カイルの剣がヴァルダナスの翼を切り裂く。しかし、ヴァルダナスは痛みを感じていないかのように冷笑を浮かべ、逆にカイルを吹き飛ばした。

「くっ……!」

カイルが壁に叩きつけられた。

「カイル!」

レイナが叫びながら杖を振るい、ヴァルダナスに向けて強力な魔法を放つ。しかし、それも簡単に防がれてしまう。

「これが人間の限界か……愚かだな。」

ヴァルダナスが冷たく笑いながら、再び闇の力を解き放つ。

「諦めるな!」

カイルが再び立ち上がり、剣を握りしめた。その姿に、全員が奮い立つ。

「全員で力を合わせるんだ! 仲間を信じろ!」

その言葉に応えるように、グレンが大剣を振り上げ、ルークが素早くヴァルダナスの背後に回り込む。

「今だ!」

カイルの叫びに応じて、レイナが強力な魔法を放つ。それがヴァルダナスの動きを一瞬封じると、全員が一斉に攻撃を仕掛けた。

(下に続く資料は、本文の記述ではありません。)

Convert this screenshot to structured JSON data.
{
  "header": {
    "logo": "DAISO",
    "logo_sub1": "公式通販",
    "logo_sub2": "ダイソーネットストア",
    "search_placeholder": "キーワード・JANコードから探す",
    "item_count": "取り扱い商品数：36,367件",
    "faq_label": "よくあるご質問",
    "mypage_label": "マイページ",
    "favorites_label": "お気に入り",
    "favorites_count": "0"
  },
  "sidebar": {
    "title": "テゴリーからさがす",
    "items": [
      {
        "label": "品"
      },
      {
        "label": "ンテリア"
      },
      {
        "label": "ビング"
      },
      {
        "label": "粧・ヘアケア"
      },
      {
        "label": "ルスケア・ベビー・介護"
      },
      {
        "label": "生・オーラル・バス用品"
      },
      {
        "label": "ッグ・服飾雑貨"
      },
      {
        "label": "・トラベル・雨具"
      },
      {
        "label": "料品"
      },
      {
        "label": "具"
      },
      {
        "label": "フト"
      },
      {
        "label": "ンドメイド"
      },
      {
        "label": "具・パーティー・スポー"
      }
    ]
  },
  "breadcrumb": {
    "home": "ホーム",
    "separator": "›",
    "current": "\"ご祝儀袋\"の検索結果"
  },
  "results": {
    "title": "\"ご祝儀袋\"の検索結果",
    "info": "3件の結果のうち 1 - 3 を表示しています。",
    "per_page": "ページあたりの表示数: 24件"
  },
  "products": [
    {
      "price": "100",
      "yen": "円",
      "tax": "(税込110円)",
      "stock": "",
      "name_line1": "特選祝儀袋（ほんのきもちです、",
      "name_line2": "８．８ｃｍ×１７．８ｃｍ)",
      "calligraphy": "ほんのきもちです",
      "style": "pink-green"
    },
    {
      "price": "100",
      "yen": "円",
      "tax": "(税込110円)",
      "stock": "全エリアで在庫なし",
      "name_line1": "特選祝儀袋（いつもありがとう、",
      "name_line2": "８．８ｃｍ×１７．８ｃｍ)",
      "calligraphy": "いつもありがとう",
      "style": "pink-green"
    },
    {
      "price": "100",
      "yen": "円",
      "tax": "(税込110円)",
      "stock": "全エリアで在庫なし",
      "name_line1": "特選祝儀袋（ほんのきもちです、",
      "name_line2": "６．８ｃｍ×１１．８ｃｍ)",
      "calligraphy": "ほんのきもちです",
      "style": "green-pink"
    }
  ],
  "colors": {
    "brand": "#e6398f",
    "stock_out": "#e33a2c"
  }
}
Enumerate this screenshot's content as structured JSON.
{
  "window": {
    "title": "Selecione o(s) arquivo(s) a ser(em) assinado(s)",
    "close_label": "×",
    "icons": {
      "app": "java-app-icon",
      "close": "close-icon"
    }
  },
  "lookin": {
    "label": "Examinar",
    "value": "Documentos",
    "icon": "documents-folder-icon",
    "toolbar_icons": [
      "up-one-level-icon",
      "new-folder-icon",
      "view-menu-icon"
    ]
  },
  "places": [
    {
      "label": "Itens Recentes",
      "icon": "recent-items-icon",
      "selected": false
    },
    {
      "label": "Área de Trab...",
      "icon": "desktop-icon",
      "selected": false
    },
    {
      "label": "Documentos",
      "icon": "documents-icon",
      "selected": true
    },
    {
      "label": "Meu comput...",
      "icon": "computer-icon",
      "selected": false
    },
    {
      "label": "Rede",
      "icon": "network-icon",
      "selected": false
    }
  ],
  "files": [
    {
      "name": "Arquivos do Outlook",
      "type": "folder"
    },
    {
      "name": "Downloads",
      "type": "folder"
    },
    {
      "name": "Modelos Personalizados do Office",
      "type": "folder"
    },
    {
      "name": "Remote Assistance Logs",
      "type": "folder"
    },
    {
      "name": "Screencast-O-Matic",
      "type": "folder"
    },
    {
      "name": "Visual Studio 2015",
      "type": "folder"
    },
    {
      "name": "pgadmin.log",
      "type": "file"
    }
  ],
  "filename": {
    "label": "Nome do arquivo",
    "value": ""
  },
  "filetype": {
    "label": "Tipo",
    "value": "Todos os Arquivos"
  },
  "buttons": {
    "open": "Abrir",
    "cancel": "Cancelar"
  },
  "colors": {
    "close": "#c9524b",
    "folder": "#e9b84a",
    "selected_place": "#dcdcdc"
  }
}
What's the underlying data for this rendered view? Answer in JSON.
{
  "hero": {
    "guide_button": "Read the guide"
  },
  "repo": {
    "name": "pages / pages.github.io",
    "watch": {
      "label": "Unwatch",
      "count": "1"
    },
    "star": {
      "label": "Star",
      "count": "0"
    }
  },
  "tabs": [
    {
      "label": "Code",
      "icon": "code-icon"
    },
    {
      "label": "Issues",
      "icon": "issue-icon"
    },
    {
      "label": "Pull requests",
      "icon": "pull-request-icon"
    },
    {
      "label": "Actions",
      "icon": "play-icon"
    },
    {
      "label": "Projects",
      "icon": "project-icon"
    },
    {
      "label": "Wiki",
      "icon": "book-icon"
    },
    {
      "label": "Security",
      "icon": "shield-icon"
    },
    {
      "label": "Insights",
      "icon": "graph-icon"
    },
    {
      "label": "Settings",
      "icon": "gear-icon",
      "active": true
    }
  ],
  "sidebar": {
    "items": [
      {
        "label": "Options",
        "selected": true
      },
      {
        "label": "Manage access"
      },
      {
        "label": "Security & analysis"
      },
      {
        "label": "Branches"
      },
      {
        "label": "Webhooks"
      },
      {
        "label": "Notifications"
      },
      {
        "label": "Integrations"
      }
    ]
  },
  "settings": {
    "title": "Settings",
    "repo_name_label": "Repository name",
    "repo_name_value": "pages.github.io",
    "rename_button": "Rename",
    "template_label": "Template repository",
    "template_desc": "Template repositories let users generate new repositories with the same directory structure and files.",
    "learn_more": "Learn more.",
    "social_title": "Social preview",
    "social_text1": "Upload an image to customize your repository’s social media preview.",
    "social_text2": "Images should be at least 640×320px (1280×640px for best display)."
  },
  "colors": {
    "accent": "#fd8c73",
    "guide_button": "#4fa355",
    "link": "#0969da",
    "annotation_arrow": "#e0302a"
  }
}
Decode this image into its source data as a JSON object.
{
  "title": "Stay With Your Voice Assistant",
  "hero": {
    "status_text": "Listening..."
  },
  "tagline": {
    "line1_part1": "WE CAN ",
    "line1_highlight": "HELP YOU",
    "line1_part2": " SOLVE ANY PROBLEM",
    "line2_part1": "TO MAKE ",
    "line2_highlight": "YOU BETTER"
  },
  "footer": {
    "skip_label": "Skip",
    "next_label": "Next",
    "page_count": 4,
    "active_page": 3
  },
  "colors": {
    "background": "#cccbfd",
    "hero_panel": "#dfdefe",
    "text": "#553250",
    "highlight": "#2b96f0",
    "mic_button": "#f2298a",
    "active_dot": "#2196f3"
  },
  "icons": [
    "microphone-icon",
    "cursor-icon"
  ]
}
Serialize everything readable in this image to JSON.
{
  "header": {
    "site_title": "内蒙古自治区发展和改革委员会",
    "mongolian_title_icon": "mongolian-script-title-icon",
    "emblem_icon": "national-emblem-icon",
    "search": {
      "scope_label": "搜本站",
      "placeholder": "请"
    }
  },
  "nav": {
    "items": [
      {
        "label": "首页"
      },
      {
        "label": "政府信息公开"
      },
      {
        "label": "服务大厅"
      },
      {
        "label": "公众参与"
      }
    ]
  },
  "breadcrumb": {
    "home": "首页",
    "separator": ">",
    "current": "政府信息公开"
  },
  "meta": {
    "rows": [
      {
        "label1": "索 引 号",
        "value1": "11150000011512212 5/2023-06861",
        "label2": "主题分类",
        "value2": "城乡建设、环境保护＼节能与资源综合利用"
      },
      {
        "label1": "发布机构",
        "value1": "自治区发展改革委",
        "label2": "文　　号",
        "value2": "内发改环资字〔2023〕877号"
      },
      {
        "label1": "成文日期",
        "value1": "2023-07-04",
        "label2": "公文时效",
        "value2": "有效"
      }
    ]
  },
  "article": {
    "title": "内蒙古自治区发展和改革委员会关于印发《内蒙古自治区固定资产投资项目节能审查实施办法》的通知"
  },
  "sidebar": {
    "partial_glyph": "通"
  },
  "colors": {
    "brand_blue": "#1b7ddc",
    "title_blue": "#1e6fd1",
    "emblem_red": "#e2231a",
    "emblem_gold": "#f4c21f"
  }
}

激しい戦闘の末、ヴァルダナスはついに膝をつき、崩れ落ちた。彼の体がゆっくりと消え始める。

「見事だ……。だが、これで終わりではない。」

ヴァルダナスは冷たく笑いながら、最後の言葉を残した。

「魔王が待っている。お前たちの絆が本物かどうか……最後に試されるだろう。」

その言葉と共に、ヴァルダナスは完全に消え去った。

「……終わったのか?」

ルークが短剣を鞘に収めながら息をつく。

「ああ……これで四天王は全員倒した。」

カイルが剣を収め、全員を見渡した。

「でも、まだ終わりじゃないわ。魔王がこの先にいる。」

レイナが静かに言い、杖を握りしめた。

「そうだな……ここからが本当の勝負だ。」

グレンが大剣を肩に担ぎ直し、全員が頷いた。

「全員、準備を整えよう。次で、この旅を終わらせるんだ。」

カイルの静かな声に、全員が武器を握りしめた。

一行は再び歩みを進め、魔王が待つ最奥の部屋へと向かった。